Initial Assessment of Desmoid Tumors and Treatment Planning

Dr. Gounder introduces the program focusing on advancing sarcoma care with emphasis on emerging data and evolving treatment strategies for desmoid tumors. He is joined by Dr. Atrayee Basu Mallick and Dr. Nam Bui to discuss latest advances and their implications for patient selection and clinical decision-making.

Dr. Basu Mallick outlines her systematic approach to newly diagnosed desmoid tumor patients, beginning with comprehensive history-taking to identify potential familial adenomatous polyposis connections and physical examination focusing on tumor location and palpability. Critical assessment factors include symptom burden, tumor growth trajectory, and impact on daily living activities.

She emphasizes obtaining objective growth assessments by having patients describe size changes using familiar comparisons like fruit sizes rather than vague descriptors. Both physical and psychological impacts require evaluation, as patients often experience significant anxiety following biopsy-confirmed diagnoses.

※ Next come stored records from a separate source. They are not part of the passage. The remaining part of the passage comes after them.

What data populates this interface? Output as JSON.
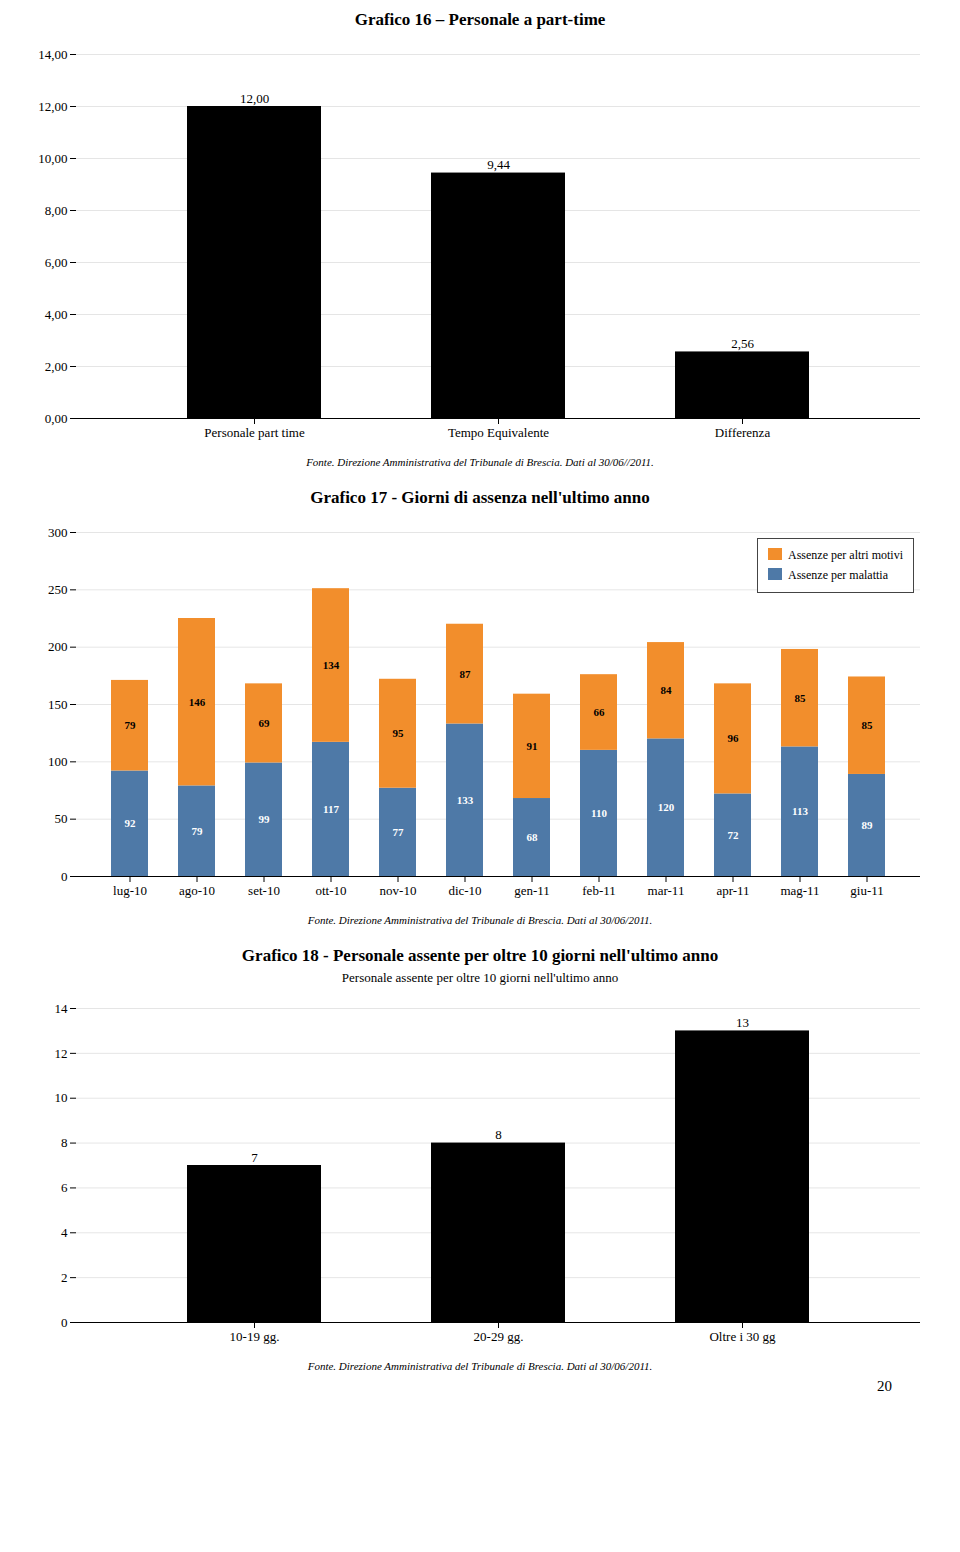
{
  "chart_data": [
    {
      "type": "bar",
      "title": "Grafico 16 – Personale a part-time",
      "categories": [
        "Personale part time",
        "Tempo Equivalente",
        "Differenza"
      ],
      "values": [
        12.0,
        9.44,
        2.56
      ],
      "value_labels": [
        "12,00",
        "9,44",
        "2,56"
      ],
      "data_labels": true,
      "ylim": [
        0,
        14
      ],
      "yticks": [
        {
          "value": 0,
          "label": "0,00"
        },
        {
          "value": 2,
          "label": "2,00"
        },
        {
          "value": 4,
          "label": "4,00"
        },
        {
          "value": 6,
          "label": "6,00"
        },
        {
          "value": 8,
          "label": "8,00"
        },
        {
          "value": 10,
          "label": "10,00"
        },
        {
          "value": 12,
          "label": "12,00"
        },
        {
          "value": 14,
          "label": "14,00"
        }
      ],
      "grid": true,
      "caption": "Fonte. Direzione Amministrativa del Tribunale di Brescia. Dati al 30/06//2011."
    },
    {
      "type": "bar",
      "title": "Grafico 17 - Giorni di assenza nell'ultimo anno",
      "categories": [
        "lug-10",
        "ago-10",
        "set-10",
        "ott-10",
        "nov-10",
        "dic-10",
        "gen-11",
        "feb-11",
        "mar-11",
        "apr-11",
        "mag-11",
        "giu-11"
      ],
      "series": [
        {
          "name": "Assenze per malattia",
          "values": [
            92,
            79,
            99,
            117,
            77,
            133,
            68,
            110,
            120,
            72,
            113,
            89
          ]
        },
        {
          "name": "Assenze per altri motivi",
          "values": [
            79,
            146,
            69,
            134,
            95,
            87,
            91,
            66,
            84,
            96,
            85,
            85
          ]
        }
      ],
      "stacked": true,
      "data_labels": true,
      "legend": "upper right",
      "ylim": [
        0,
        300
      ],
      "yticks": [
        0,
        50,
        100,
        150,
        200,
        250,
        300
      ],
      "grid": true,
      "caption": "Fonte. Direzione Amministrativa del Tribunale di Brescia. Dati al 30/06/2011."
    },
    {
      "type": "bar",
      "title": "Grafico 18 - Personale assente per oltre 10 giorni nell'ultimo anno",
      "subtitle": "Personale assente per oltre 10 giorni nell'ultimo anno",
      "categories": [
        "10-19 gg.",
        "20-29 gg.",
        "Oltre i 30 gg"
      ],
      "values": [
        7,
        8,
        13
      ],
      "data_labels": true,
      "ylim": [
        0,
        14
      ],
      "yticks": [
        0,
        2,
        4,
        6,
        8,
        10,
        12,
        14
      ],
      "grid": true,
      "caption": "Fonte. Direzione Amministrativa del Tribunale di Brescia. Dati al 30/06/2011.",
      "annotation": "20"
    }
  ]
}
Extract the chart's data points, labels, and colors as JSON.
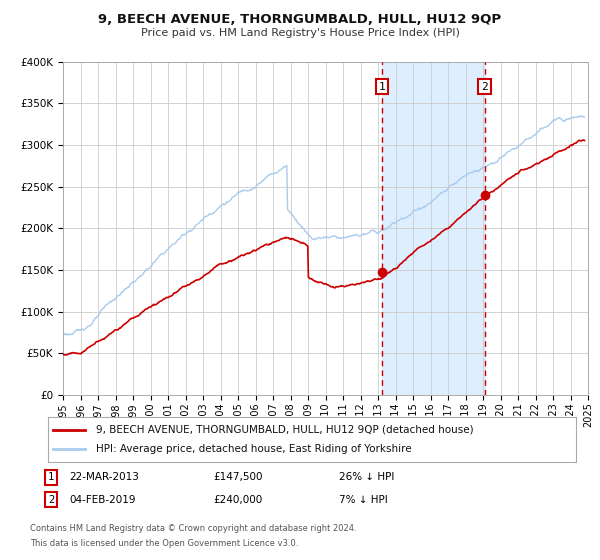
{
  "title": "9, BEECH AVENUE, THORNGUMBALD, HULL, HU12 9QP",
  "subtitle": "Price paid vs. HM Land Registry's House Price Index (HPI)",
  "red_label": "9, BEECH AVENUE, THORNGUMBALD, HULL, HU12 9QP (detached house)",
  "blue_label": "HPI: Average price, detached house, East Riding of Yorkshire",
  "point1_date": "22-MAR-2013",
  "point1_price": 147500,
  "point1_hpi": "26% ↓ HPI",
  "point2_date": "04-FEB-2019",
  "point2_price": 240000,
  "point2_hpi": "7% ↓ HPI",
  "point1_year": 2013.22,
  "point2_year": 2019.09,
  "yticks": [
    0,
    50000,
    100000,
    150000,
    200000,
    250000,
    300000,
    350000,
    400000
  ],
  "ytick_labels": [
    "£0",
    "£50K",
    "£100K",
    "£150K",
    "£200K",
    "£250K",
    "£300K",
    "£350K",
    "£400K"
  ],
  "xlim_start": 1995,
  "xlim_end": 2025,
  "ylim_min": 0,
  "ylim_max": 400000,
  "background_color": "#ffffff",
  "grid_color": "#cccccc",
  "red_color": "#cc0000",
  "blue_color": "#aaccee",
  "shaded_color": "#ddeeff",
  "label1_num": "1",
  "label2_num": "2",
  "footnote_line1": "Contains HM Land Registry data © Crown copyright and database right 2024.",
  "footnote_line2": "This data is licensed under the Open Government Licence v3.0."
}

Key decision-making factors include tumor location (head/neck and mesenteric areas representing high-risk sites), proximity to neurovascular structures, size criteria (tumors exceeding 5 to 6 centimeters having higher likelihood of requiring therapy), and symptom severity. However, shared decision-making remains paramount, with some patients choosing watchful waiting even for progressive disease when asymptomatic.

Dr. Bui emphasizes the individualized, case-by-case approach necessary for desmoid tumor management. He notes that up to 20% of tumors may spontaneously regress, though identifying these patients prospectively remains impossible. This uncertainty influences monitoring strategies and treatment timing decisions.

Local therapies like cryoablation have emerged as alternatives to surgery, though patient selection depends heavily on tumor location and anatomical considerations. Both panelists stress the importance of colonoscopy screening for potential familial adenomatous polyposis unless definitive genetic testing excludes APC mutations.